Quinze anos depois, a Academia é hoje o que idealizava há 15 anos?
Quando foi inaugurada, dei por mim num canto, com alguma emoção, a olhar para toda aquela gente. Mas o futebol juvenil trabalhava em horário pós-laboral e não podíamos continuar a fazer isto de uma forma amadora. Com um equipamento destes, tínhamos que partir para uma estrutura profissionalizada. Ninguém tinha ideia de como era uma academia. Colocavam-se várias questões. Mas eu sabia que com aquelas condições, não se podia manter o amadorismo, e que nada podia continuar a ser igual.

A principal mudança na formação do Sporting passou pela profissionalização da estrutura?
Quando há talento em jogadores como o Cristiano [Ronaldo] ou o Figo, resiste-se a todas condições e tempestades. Mas depois, há os outros que é preciso desenvolver com mais trabalho. Foi para esses que se sentiu a maior mudança. Nós, sem a Academia, formamos o Figo e o Ronaldo. Mas esses são espécies raras, como o Eusébio. São extra-terrestres. Talentos naturais. Os outros precisam de desenvolver um conjunto de técnicas de base e dão mais trabalho.

O que falta ainda fazer?
Respondo da mesma forma que respondo quando me perguntam o que o Cristiano precisa de fazer: manter. E manter dá muito trabalho. Foram feitas grandes melhoramentos na Academia com o presidente Bruno Carvalho, que é um entusiasta da formação. Era necessário arranjar mais espaço para treinar, mais ginásios e outras infra-estruturas. De tempos a tempos, tem que se avançar. Isto não pára.

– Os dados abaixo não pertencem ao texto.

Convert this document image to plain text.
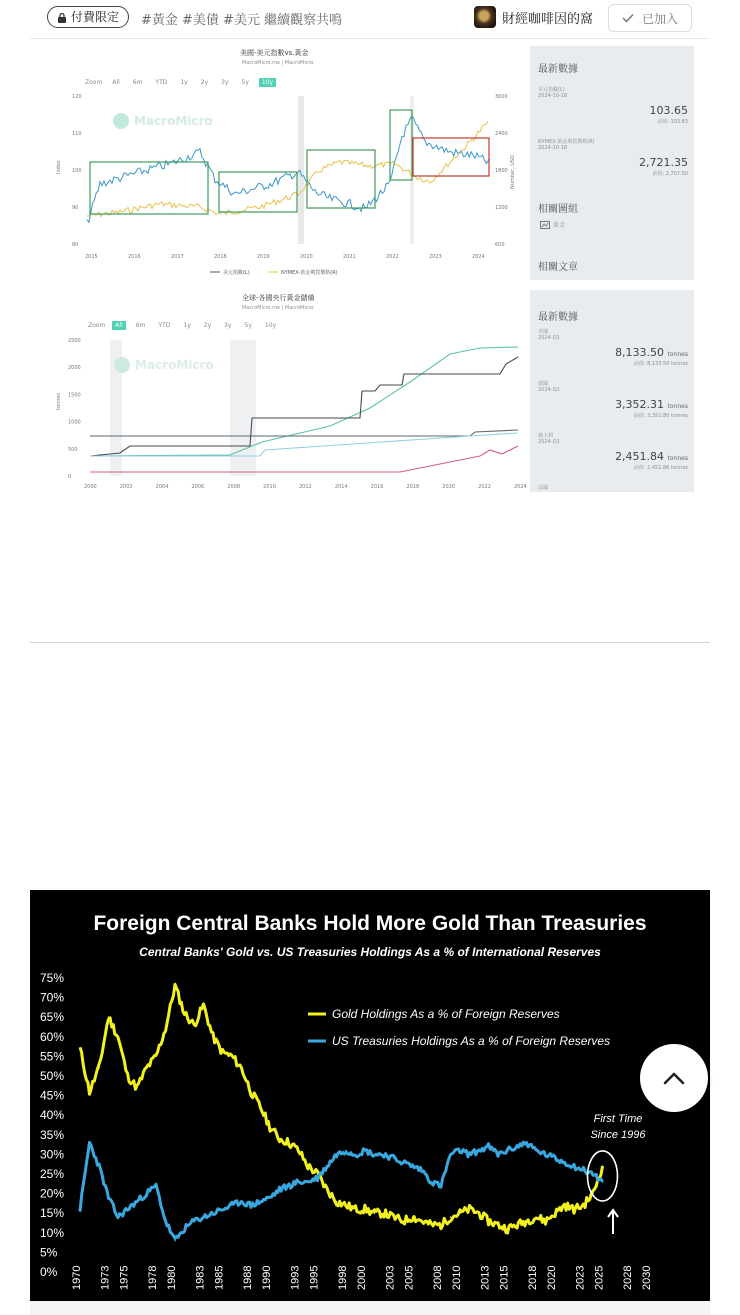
付費限定 #黃金 #美債 #美元 繼續觀察共鳴	財經咖啡因的窩	已加入
美國-美元指數vs.黃金
MacroMicro.me | MacroMicro
Zoom	All	6m	YTD	1y	2y	3y	5y	10y
MacroMicro
120
110
100
90
80
3000
2400
1800
1200
600
Index	Number, USD
2015	2016	2017	2018	2019	2020	2021	2022	2023	2024
美元指數(L)	NYMEX-黃金期貨價格(R)
最新數據
美元指數(L)
2024-10-18
103.65
前值: 103.83
NYMEX-黃金期貨價格(R)
2024-10-18
2,721.35
前值: 2,707.50
相關圖組
黃金
相關文章
全球-各國央行黃金儲備
MacroMicro.me | MacroMicro
Zoom	All	6m	YTD	1y	2y	3y	5y	10y
MacroMicro
2500
2000
1500
1000
500
0
tonnes
2000	2002	2004	2006	2008	2010	2012	2014	2016	2018	2020	2022	2024
最新數據
美國
2024-Q1
8,133.50 tonnes
前值: 8,133.50 tonnes
德國
2024-Q1
3,352.31 tonnes
前值: 3,352.80 tonnes
義大利
2024-Q1
2,451.84 tonnes
前值: 2,451.86 tonnes
法國
Foreign Central Banks Hold More Gold Than Treasuries
Central Banks' Gold vs. US Treasuries Holdings As a % of International Reserves
75%
70%
65%
60%
55%
50%
45%
40%
35%
30%
25%
20%
15%
10%
5%
0% 1970 1973 1975 1978 1980 1983 1985 1988 1990 1993 1995 1998 2000 2003 2005 2008 2010 2013 2015 2018 2020 2023 2025 2028 2030
Gold Holdings As a % of Foreign Reserves
US Treasuries Holdings As a % of Foreign Reserves
First Time
Since 1996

Com o surgimento da Academia, o processo de recrutamento e prospecção sofreu alterações?
Em 1987 nasceu comigo o Departamento de Recrutamento e, em 2002, a Academia. O recrutamento fazia-se com milhares de captações, num processo arcaico, onde tínhamos que ver centenas ou milhares de jogadores em pouco tempo. Era mau para quem observava e era mau para quem tinha dez minutos para mostrar as suas habilidades. Perante este facto, o Departamento de Recrutamento e a Academia foram fundamentais. Ao fim de trinta anos, qual foi o sumo do trabalho? Se olharmos para a selecção nacional, estão lá 10 ou 11 jogadores detectados e criados no Sporting, entre os 11 e 15 anos. Ao sermos o primeiro clube a criar uma academia com dinheiros próprios, subimos ao patamar primeiro do futebol jovem em Portugal.

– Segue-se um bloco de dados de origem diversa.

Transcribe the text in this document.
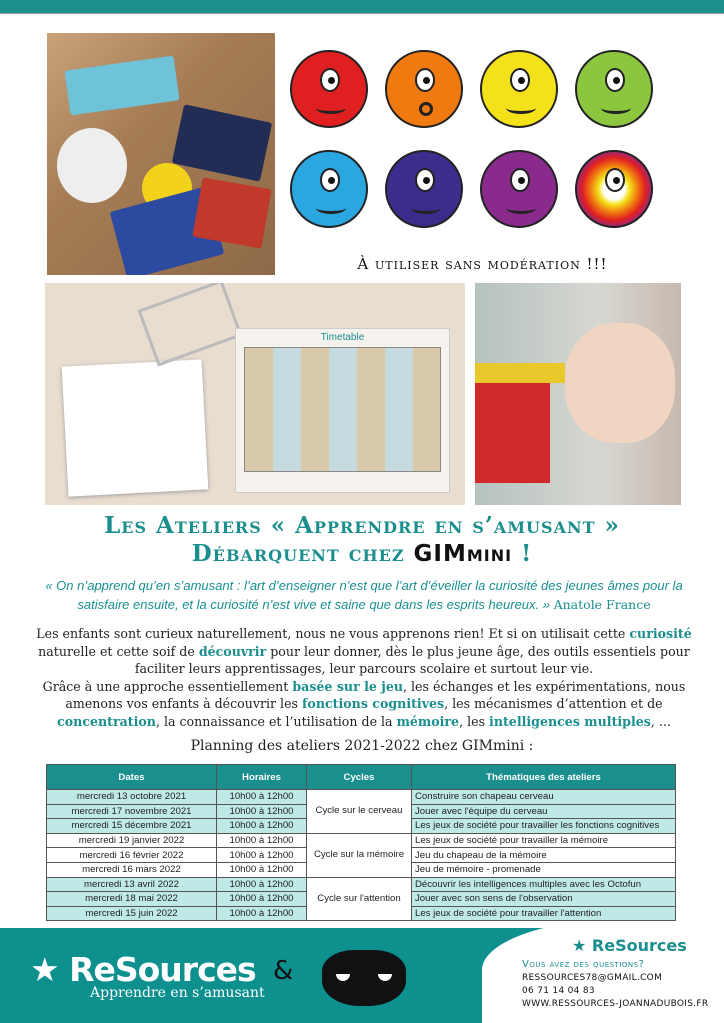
À utiliser sans modération !!!
Timetable
Les Ateliers « Apprendre en s’amusant »
Débarquent chez GIMmini !
« On n’apprend qu’en s’amusant : l’art d’enseigner n’est que l’art d’éveiller la curiosité des jeunes âmes pour la satisfaire ensuite, et la curiosité n’est vive et saine que dans les esprits heureux. » Anatole France
Les enfants sont curieux naturellement, nous ne vous apprenons rien! Et si on utilisait cette curiosité naturelle et cette soif de découvrir pour leur donner, dès le plus jeune âge, des outils essentiels pour faciliter leurs apprentissages, leur parcours scolaire et surtout leur vie.
Grâce à une approche essentiellement basée sur le jeu, les échanges et les expérimentations, nous amenons vos enfants à découvrir les fonctions cognitives, les mécanismes d’attention et de concentration, la connaissance et l’utilisation de la mémoire, les intelligences multiples, ...
Planning des ateliers 2021-2022 chez GIMmini :
Dates	Horaires	Cycles	Thématiques des ateliers
mercredi 13 octobre 2021	10h00 à 12h00	Cycle sur le cerveau	Construire son chapeau cerveau
mercredi 17 novembre 2021	10h00 à 12h00		Jouer avec l'équipe du cerveau
mercredi 15 décembre 2021	10h00 à 12h00		Les jeux de société pour travailler les fonctions cognitives
mercredi 19 janvier 2022	10h00 à 12h00	Cycle sur la mémoire	Les jeux de société pour travailler la mémoire
mercredi 16 février 2022	10h00 à 12h00		Jeu du chapeau de la mémoire
mercredi 16 mars 2022	10h00 à 12h00		Jeu de mémoire - promenade
mercredi 13 avril 2022	10h00 à 12h00	Cycle sur l'attention	Découvrir les intelligences multiples avec les Octofun
mercredi 18 mai 2022	10h00 à 12h00		Jouer avec son sens de l'observation
mercredi 15 juin 2022	10h00 à 12h00		Les jeux de société pour travailler l'attention
★ ReSources
Apprendre en s’amusant
&
★ ReSources
Vous avez des questions?
RESSOURCES78@GMAIL.COM
06 71 14 04 83
WWW.RESSOURCES-JOANNADUBOIS.FR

Quais são os critérios de admissão de atletas para a Academia?
Temos uma estrutura de recrutamento que durante todo o ano referencia em todos os escalões jogadores de todos os clubes de Portugal. A selecção é feita e depois temos um espaço no Estádio Universitário onde estão os jogadores dos 6 aos 12 anos, que recebem os primeiros ensinamentos e começam a beber a nossa filosofia. É um espaço muito importante e temos um objectivo definido: 75% dos jogadores que estão na Academia têm que vir do Estádio Universitário.

Essa separação entre o Estádio Universitário e a Academia acontece por necessidades estruturais ou faz parte da estratégia de formação?
Cerca de 90% dos jogadores que estão no Estádio Universitário são de Lisboa. Não fazia sentido colocá-los do outro lado. No Universitário é onde bebem o leite materno. Onde se identificam com a nossa filosofia e princípios. Quando passam para Alcochete, já chegam com conhecimento de muita coisa.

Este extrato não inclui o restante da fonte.